Les organisations communiquent avec moi pour savoir comment elles pourraient adopter et mettre en place des formes de gouvernance « à l’autochtone ». Parfois, je leur explique que l’idée derrière Robert’s Rules of Order (créées en 1876, la même année que la version précédemment mentionnée de la Loi sur les Indiens a été adoptée) était exactement cela, établir un ordre. On considère souvent ces règles comme un processus excessivement formel qui nie le besoin des humains de faire appel à notre cœur autant qu’à notre esprit pour prendre des décisions. Elles nient aussi les rituels de rassemblement des Autochtones, y compris les protocoles, cérémonies et autres pratiques qui permettent de préserver l’identité culturelle et la diversité.
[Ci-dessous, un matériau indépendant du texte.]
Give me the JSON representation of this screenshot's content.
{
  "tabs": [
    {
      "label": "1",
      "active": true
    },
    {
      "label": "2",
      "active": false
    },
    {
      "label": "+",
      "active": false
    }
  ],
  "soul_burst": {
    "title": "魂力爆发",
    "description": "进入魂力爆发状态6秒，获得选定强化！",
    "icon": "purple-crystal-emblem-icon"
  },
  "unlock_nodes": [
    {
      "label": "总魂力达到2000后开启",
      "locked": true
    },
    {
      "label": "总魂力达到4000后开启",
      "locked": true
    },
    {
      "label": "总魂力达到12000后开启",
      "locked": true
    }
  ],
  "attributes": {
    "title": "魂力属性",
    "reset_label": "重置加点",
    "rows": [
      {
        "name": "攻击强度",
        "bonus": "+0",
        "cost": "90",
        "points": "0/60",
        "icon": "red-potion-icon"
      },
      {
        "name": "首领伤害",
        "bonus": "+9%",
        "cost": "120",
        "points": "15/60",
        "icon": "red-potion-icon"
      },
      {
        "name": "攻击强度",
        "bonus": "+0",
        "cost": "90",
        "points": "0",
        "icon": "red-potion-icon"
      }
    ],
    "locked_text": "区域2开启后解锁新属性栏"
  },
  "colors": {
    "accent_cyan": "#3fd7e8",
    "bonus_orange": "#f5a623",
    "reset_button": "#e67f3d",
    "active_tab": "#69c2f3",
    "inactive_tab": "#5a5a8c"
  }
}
Je pourrais me tenir à critiquer ces outils, mais je préfère attirer l’attention sur les valeurs à la base des pratiques. Car au-delà de Robert’s Rules of Order, il existe de nombreux autres outils, dont Atwood’s Rules (règles concernant les réunions, n.d.t), Martha’s Rules (règles concernant la prise de décisions, n.d.t) et Democratic Rules of Order (règles de procédure démocratiques, n.d.t). Je crois fermement que chaque organisation devrait avoir le droit de choisir les pratiques qu’elle souhaite adopter. En même temps, je prétends que si les valeurs à la base de nos pratiques sont valables et maintenues, les outils perdront de leur pouvoir et céderont la place à des valeurs comme l’inclusivité, la diversité, le partage et le respect.
 
L’intégration dans les structures de gouvernance de pratiques telles la reconnaissance territoriale, l’adoption par le conseil d’administration de positions en faveur des jeunes et des Aîné.e.s, et l’utilisation du protocole du cercle est bien. Or, elle ne sera pas suffisante si ces pratiques ne découlent pas de valeurs qui incarnent les façons autochtones de savoir, de faire et d’être. L’adoption de ces valeurs n’est pas toujours facile et souvent considérée comme trop longue. Toutefois, c’est l’intégration active et intentionnelle de valeurs autochtones dans les pratiques qui est au cœur d’une bonne gouvernance inclusive.
 
 
 

Rachelle est membre de la nation innue établie dans le nord-est du Québec. Dans son poste de directrice générale de la Indigenous Perspectives Society, elle met à profit plus de 15 ans d’expérience en gestion et leadership. C’est sa grande expérience dans les services de première ligne qui influence son leadership aujourd’hui, notamment ses premières années de travail auprès des personnes à risque, dont les femmes victimes de trafic sexuel, les personnes dans le système correctionnel et les itinérants. Elle-même survivante de traumatismes intergénérationnels, Rachelle s’applique avec passion à développer les formations Reconciliation from an Indigenous Perspective offertes par la Indigenous Perspectives Society. Cette offre comprend, entre autres, une formation sur les perspectives culturelles, mise sur pied en réponse aux Appels à l’action de la Commission de vérité et réconciliation.